No, we understand sarcasm, Yamboy. That is not what you were doing. A charitable term would be hyperbole, and hyperbolic claims happen often in politics. I think a better term would be a LIE. A big, fat, fact-checkable lie.
This was all ridiculous enough, but later that day at a rally, he riffed on this again, essentially saying, “Come on, it was sarcasm! Or WAS it?!” Yep, he walked it back again and said that maybe he wasn’t being sarcastic at all.
This was the point where I said, “Oh, for Pete’s sake. I’m turning it back to the Olympics.” For all his supporters’ talk about how they like him because he “tells it like it is,” he sure goes back and forth a lot, doesn’t he? So what was the deal? Was he making a joke, being sarcastic, or wasn’t he? What’s it gonna be, boy? Yes...or...no?
I grow exceedingly weary of his naughty schoolboy antics. He is an absurd candidate and doesn’t have the temperament or knowledge to lead our country. It’s not enough to surround yourself with “good people...the best people.” You have to have at least a basic understanding of our government and of how to behave diplomatically and realize that words have meanings as well as consequences. You know...WOOOORDS. Those things you put together to make sentences, Donald. Of course, some are better at it than others.

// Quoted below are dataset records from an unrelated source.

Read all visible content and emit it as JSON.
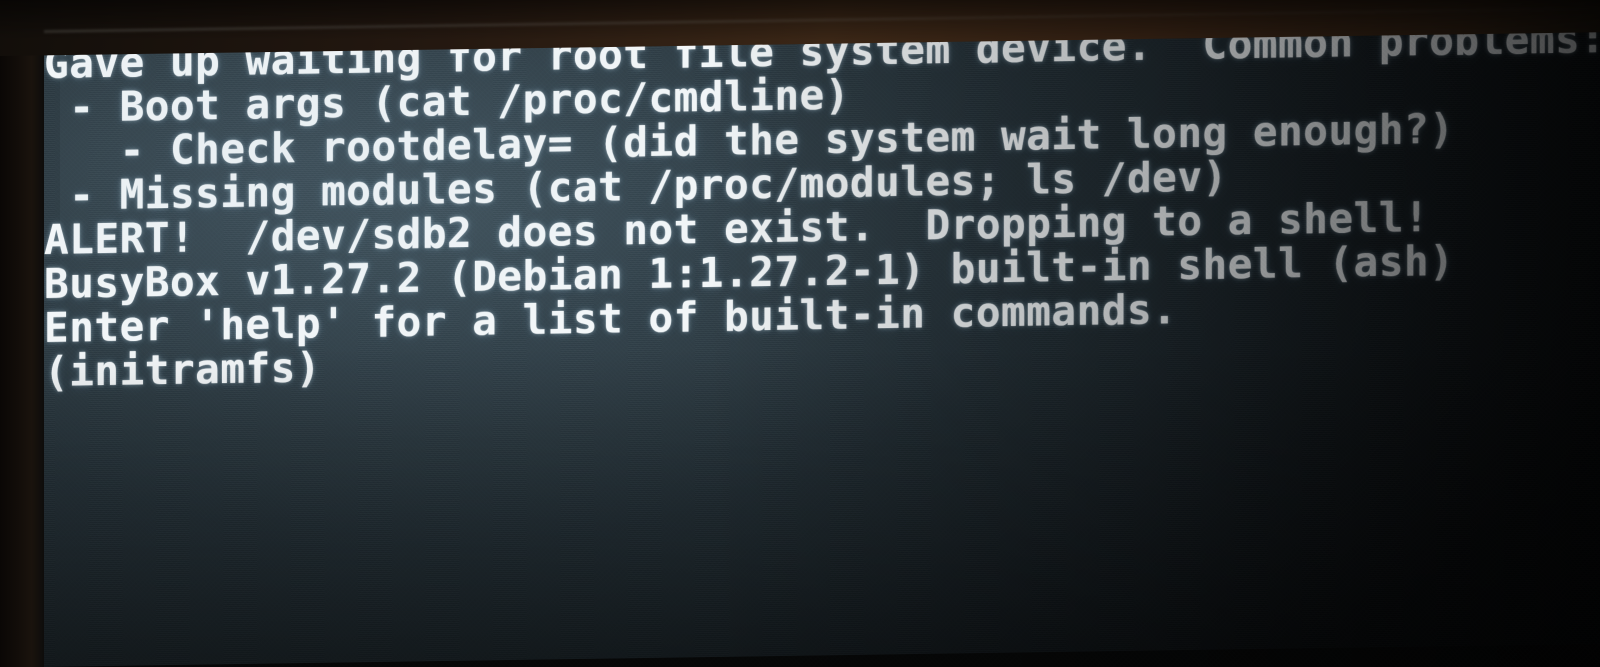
{
  "device": {
    "display_kind": "photographed-monitor",
    "screen_background_color": "#1c262b",
    "bezel_color": "#14100b",
    "text_color": "#f2f6f8"
  },
  "console": {
    "shell_name": "BusyBox",
    "shell_version": "v1.27.2",
    "distro_package": "Debian 1:1.27.2-1",
    "shell_variant": "ash",
    "missing_device": "/dev/sdb2",
    "prompt": "(initramfs)",
    "lines": [
      "Gave up waiting for root file system device.  Common problems:",
      " - Boot args (cat /proc/cmdline)",
      "   - Check rootdelay= (did the system wait long enough?)",
      " - Missing modules (cat /proc/modules; ls /dev)",
      "ALERT!  /dev/sdb2 does not exist.  Dropping to a shell!",
      "",
      "",
      "BusyBox v1.27.2 (Debian 1:1.27.2-1) built-in shell (ash)",
      "Enter 'help' for a list of built-in commands.",
      "",
      "(initramfs)"
    ]
  }
}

I’ll keep posting stories about him and about the election on Facebook and Twitter. It’s kind of my thing this time of year. I am also not going to take anything for granted and will do what I can to make sure that Hillary Clinton wins the election. But you know what I’ve decided? Trump is BORING. His shtick is as stale as that of a 70-year-old washed up comedian playing the Catskills. His attitude is that of a bratty four-year-old who doesn’t get his way. “Waaaaah, Hillary’s gonna cheat. Waaaaah, the Khans were mean to me.” Grow the fuck up, Donald. We’ve got shit to do in this country and your ridiculous antics and non-existent and/or unworkable plans aren’t contributing to solutions.
We’ll be subjected to this for the next three months and when you lose—because you’re going to be a big LOSER—I’m sure you’ll whine and cry about how things were rigged against you, but we’ll all know that you lost to a GIRL. Then you can go take your nice long vacation and we’ll go about getting said shit done.